June 6, 2009 – The Internet was supposed to be the outlet for video that would deliver a much more compelling venue for advertisers owing to the medium's usage tracking capabilities. But it turns out that the ROI advertisers are looking for requires far more customization and granularity in measuirement metrics than many players anticipated.
This reality became eminently clear at a day-long confab staged by media agency Digitas during Internet Week, a week-long series of events, conferences and networking opportunities centered on Web advertising held in early June in New York. The "Digitas New Front" conference at a trendy meeting space in SoHo was designed to showcase opportunities for brands to sponsor Web entertainment.
Throughout the day, new media shops such as Deca, Next New Networks, Revision3, CBS Interactive, Fremantle Media and Generate presented their upcoming digital programming slates, while marketers like Subway, Kraft, IBM, Subway and Miller-Coors discussed the process of bringing branded content to the marketplace and measuring performance.
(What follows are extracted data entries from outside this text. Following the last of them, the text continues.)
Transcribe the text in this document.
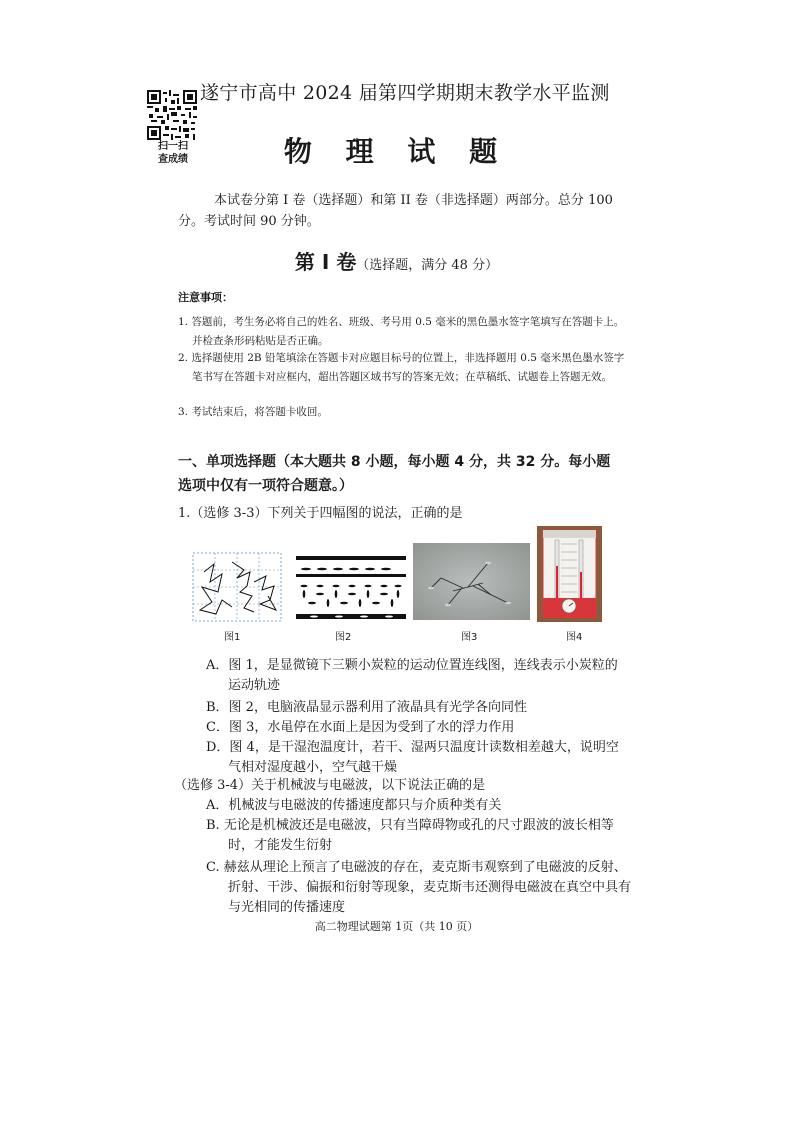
扫一扫
查成绩
遂宁市高中 2024 届第四学期期末教学水平监测
物 理 试 题
本试卷分第 I 卷（选择题）和第 II 卷（非选择题）两部分。总分 100 分。考试时间 90 分钟。
第 I 卷（选择题，满分 48 分）
注意事项：
1. 答题前，考生务必将自己的姓名、班级、考号用 0.5 毫米的黑色墨水签字笔填写在答题卡上。并检查条形码粘贴是否正确。
2. 选择题使用 2B 铅笔填涂在答题卡对应题目标号的位置上，非选择题用 0.5 毫米黑色墨水签字笔书写在答题卡对应框内，超出答题区域书写的答案无效；在草稿纸、试题卷上答题无效。
3. 考试结束后，将答题卡收回。
一、单项选择题（本大题共 8 小题，每小题 4 分，共 32 分。每小题选项中仅有一项符合题意。）
1.（选修 3-3）下列关于四幅图的说法，正确的是
图1	图2	图3	图4
A．图 1，是显微镜下三颗小炭粒的运动位置连线图，连线表示小炭粒的运动轨迹
B．图 2，电脑液晶显示器利用了液晶具有光学各向同性
C．图 3，水黾停在水面上是因为受到了水的浮力作用
D．图 4，是干湿泡温度计，若干、湿两只温度计读数相差越大，说明空气相对湿度越小，空气越干燥
（选修 3-4）关于机械波与电磁波，以下说法正确的是
A．机械波与电磁波的传播速度都只与介质种类有关
B. 无论是机械波还是电磁波，只有当障碍物或孔的尺寸跟波的波长相等时，才能发生衍射
C. 赫兹从理论上预言了电磁波的存在，麦克斯韦观察到了电磁波的反射、折射、干涉、偏振和衍射等现象，麦克斯韦还测得电磁波在真空中具有与光相同的传播速度
高二物理试题第 1页（共 10 页）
Across the board the message was that advertisers aren't interested in backing Web content without having access to precisely the right performance data. That's why Web publishers such as Next New Networks and blip.tv rely on a plethora of research from measurement firms such as TubeMogul and Visible Measures when pitching advertisers on Web properties, their executives said.
Measuring engagement, for instance, is a big component of tracking ROI, said Lance Podell, CEO of Next New Networks, which provides both total views and minutes of engagement for its shows in its pitches to advertisers . Access to such metrics is helping the company make financial inroads. During the first four months of 2009 Next New Networks has booked the same amount of ad revenue as the company did in all of 2008, he said. New advertisers include Warner Bros.'s "Harry Potter and the Half Blood Prince" and other movies from the filmmaker.
The company is on track to turn a profit this year and that's noteworthy for a couple reasons. First, Next New Networks has raised more than $20 million in venture funding and has been the target of constant scrutiny as a result. Also, other digital studios have tanked recently, such as ManiaTV and 60 Frames, both of which went under this year.
Blip.tv aims to share with sponsors information on audiences, views, total views, engagement and also purchase intent, said Dina Kaplan, co-founder of blip.tv. For now, Web publishers must provide more metrics than other media venues because Web as an entertainment medium is still proving itself.
The sheer range of data can seem overwhelming, but advertisers will spend more on the Web if they can tailor campaigns using specific metrics both on what they're buying and what they get for that buy, said Amanda Richman, director of digital at MediaVest. She added that every advertiser and campaign has different goals. That's why the availability of many different sources, such as Nielsen, comScore, Omniture, Hitwise and internal data helps.
"It's definitely different for each client," she said.
Carl's Jr. recently rolled out an online video campaign with eight YouTube stars, said Alex Levy, director of branded entertainment at Google. "Brands increasingly have an appetite for Web content and the DVR has made everything old new again. We have to keep figuring out how to integrate into the content itself," she said.